Apparently, there is science to it (as you have probably been anticipating so far). Daniel Kahneman, an Israeli-American psychologist and economist, says that the brains of humans and other animals contain a mechanism that is designed to give priority to bad news. By shaving a few hundredths of a second from the time needed to detect a predator, this circuit improves the animal’s odd of living longer. The same circuit also causes schematic angry faces (a potential threat) to be processed faster and more efficiently than schematic happy faces. In another example, the psychologist Paul Rozin observed that a single cockroach will completely wreck the appeal of a bowl of cherries, but a cherry will do nothing for a bowl of cockroaches. As he points out, the negative trumps the positive in many ways, and loss aversion is one of many manifestations of a broad negativity dominance. No comparably rapid mechanism for recognizing good news has been detected so far. To cite John Gottman, the well-known expert in marital relations, a stable relationship requires that good interactions outnumber bad interactions by at least 5 to 1. Other asymmetries in the social domain are even more striking – we all know that a friendship may take years to develop and can be ruined by a single action.

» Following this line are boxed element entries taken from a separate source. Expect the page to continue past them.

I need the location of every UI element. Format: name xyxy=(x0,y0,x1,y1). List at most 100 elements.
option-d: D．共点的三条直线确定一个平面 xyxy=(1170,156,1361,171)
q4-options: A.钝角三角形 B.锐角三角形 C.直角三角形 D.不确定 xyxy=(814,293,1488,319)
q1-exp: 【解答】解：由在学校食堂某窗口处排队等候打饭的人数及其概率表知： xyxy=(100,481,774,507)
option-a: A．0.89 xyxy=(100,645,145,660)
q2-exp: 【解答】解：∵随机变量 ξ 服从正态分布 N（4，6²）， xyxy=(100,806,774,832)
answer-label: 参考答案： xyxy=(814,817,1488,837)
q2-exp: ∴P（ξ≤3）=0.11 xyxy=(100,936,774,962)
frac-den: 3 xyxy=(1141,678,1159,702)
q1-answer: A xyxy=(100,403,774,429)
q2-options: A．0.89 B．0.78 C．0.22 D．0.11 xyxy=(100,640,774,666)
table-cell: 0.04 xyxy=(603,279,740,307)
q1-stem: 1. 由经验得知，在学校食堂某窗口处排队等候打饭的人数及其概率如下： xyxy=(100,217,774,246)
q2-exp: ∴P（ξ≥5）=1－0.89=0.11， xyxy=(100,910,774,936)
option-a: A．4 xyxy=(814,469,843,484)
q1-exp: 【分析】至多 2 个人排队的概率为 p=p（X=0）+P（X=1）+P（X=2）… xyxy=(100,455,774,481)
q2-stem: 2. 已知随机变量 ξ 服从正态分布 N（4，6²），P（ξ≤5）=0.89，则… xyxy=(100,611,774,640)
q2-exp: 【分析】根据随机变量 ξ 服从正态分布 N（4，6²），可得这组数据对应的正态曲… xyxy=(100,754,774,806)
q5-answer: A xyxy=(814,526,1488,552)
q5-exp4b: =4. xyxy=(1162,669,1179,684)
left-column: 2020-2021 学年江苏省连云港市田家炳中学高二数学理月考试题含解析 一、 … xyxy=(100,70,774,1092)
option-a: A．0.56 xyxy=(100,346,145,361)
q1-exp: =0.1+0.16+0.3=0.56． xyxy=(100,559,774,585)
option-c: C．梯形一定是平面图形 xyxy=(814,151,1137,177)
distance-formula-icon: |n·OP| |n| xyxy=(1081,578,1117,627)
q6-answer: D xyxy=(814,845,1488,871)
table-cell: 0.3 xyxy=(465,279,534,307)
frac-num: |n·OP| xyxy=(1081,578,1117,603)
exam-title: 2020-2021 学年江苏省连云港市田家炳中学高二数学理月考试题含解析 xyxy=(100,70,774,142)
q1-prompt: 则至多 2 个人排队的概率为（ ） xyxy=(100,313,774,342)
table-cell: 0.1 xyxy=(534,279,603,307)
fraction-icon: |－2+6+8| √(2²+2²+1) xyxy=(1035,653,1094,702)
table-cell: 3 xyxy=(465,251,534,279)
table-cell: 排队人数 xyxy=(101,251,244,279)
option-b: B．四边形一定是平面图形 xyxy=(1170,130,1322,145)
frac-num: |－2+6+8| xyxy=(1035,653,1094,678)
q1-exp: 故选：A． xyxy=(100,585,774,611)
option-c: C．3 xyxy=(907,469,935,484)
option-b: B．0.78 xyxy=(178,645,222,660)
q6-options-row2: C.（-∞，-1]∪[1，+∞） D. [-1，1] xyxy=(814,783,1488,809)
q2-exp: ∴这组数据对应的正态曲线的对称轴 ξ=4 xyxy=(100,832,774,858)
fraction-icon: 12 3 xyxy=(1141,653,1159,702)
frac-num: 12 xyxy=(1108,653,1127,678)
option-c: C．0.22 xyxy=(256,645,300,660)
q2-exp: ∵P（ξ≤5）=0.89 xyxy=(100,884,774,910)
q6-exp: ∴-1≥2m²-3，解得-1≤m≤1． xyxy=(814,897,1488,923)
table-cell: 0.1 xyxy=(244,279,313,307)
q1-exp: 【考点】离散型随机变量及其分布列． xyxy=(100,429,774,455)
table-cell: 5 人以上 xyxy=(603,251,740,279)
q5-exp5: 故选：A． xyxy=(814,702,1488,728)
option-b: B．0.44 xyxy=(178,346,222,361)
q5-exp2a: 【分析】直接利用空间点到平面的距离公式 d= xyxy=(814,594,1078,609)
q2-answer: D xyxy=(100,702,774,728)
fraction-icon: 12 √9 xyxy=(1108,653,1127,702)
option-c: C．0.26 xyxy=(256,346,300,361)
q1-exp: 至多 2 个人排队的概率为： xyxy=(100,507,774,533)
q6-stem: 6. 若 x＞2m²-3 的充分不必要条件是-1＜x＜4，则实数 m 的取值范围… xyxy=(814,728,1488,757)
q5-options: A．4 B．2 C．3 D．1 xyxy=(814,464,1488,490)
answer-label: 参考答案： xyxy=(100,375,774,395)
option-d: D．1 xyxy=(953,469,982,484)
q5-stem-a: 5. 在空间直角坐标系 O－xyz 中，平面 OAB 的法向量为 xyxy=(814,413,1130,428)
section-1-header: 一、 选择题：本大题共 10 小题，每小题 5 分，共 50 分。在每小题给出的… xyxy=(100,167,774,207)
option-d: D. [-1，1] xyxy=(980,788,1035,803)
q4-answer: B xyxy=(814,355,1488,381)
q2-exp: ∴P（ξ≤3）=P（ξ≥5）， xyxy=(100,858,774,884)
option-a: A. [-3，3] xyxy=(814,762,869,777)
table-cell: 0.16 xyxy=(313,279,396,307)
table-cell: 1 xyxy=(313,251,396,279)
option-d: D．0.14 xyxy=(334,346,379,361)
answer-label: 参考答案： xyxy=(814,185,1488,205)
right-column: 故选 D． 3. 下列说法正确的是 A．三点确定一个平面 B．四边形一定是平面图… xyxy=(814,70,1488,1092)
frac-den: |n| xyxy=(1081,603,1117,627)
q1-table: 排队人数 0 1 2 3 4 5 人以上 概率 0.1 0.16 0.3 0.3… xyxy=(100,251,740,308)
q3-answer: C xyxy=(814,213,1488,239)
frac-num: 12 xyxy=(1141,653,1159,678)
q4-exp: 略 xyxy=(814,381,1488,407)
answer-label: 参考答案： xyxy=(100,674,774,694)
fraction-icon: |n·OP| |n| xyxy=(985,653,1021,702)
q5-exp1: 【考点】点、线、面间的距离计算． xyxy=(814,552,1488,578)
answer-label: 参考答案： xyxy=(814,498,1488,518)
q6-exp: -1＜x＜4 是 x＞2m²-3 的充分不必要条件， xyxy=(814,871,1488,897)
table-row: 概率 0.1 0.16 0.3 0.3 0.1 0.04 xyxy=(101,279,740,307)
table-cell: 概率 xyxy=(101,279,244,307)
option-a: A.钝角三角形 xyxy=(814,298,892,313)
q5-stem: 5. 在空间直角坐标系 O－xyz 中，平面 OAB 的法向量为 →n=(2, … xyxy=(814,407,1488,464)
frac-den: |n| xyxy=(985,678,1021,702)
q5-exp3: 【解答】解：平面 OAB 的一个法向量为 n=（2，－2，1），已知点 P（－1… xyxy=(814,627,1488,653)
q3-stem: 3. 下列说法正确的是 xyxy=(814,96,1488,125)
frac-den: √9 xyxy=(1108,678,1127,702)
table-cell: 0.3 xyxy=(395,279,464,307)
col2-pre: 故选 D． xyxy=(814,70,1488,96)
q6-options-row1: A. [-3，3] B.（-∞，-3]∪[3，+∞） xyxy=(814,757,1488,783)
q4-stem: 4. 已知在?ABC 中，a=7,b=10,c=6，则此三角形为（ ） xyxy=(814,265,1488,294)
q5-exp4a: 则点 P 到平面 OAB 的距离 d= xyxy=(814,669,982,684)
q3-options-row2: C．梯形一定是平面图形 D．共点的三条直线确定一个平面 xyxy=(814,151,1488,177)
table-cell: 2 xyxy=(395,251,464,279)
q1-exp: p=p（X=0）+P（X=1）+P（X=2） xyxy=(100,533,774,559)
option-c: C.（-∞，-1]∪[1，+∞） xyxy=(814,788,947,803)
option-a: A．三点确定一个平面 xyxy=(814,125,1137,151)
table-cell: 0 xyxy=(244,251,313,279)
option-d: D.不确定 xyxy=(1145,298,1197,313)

What do we learn from this? Well, concentrating on the negative is our survival instinct. We don’t choose to see the bad, we are programmed to see it first and foremost. It is an automatic reaction that we can do absolutely nothing about. On the flipside, it has kept us alive and save for so long, so there must be some good to it. What I take from this, is that seeing the positive actually takes an effort. It is easy to go down the rabbit hole of negative chatter and catastrophize about some scenarios that never happened or will – it comes naturally to us. You can always count on it keeping you safe, but what is it that you want from life? Always keeping your guard up and looking for the next possible threat will only get you depressed and anxious. The modern-day world that we live in, fortunately (or not) removed most of the immediate threats from our surroundings, so we can go about our day without being afraid of getting eaten by a lion. This leaves you with a hard task – choosing the positive as often as you can. Being expensive with your energy and being conscious about who and how you spend your time with. Giving people the benefit of the doubt, since you never know what fights they are silently fighting inside. Being patient and forgiving, deciding to be the bigger person and not expecting anything in return. The energy you put out will definitely come back to you and choosing the negative will only eat you from the inside.


Be gentle, with yourself and your world.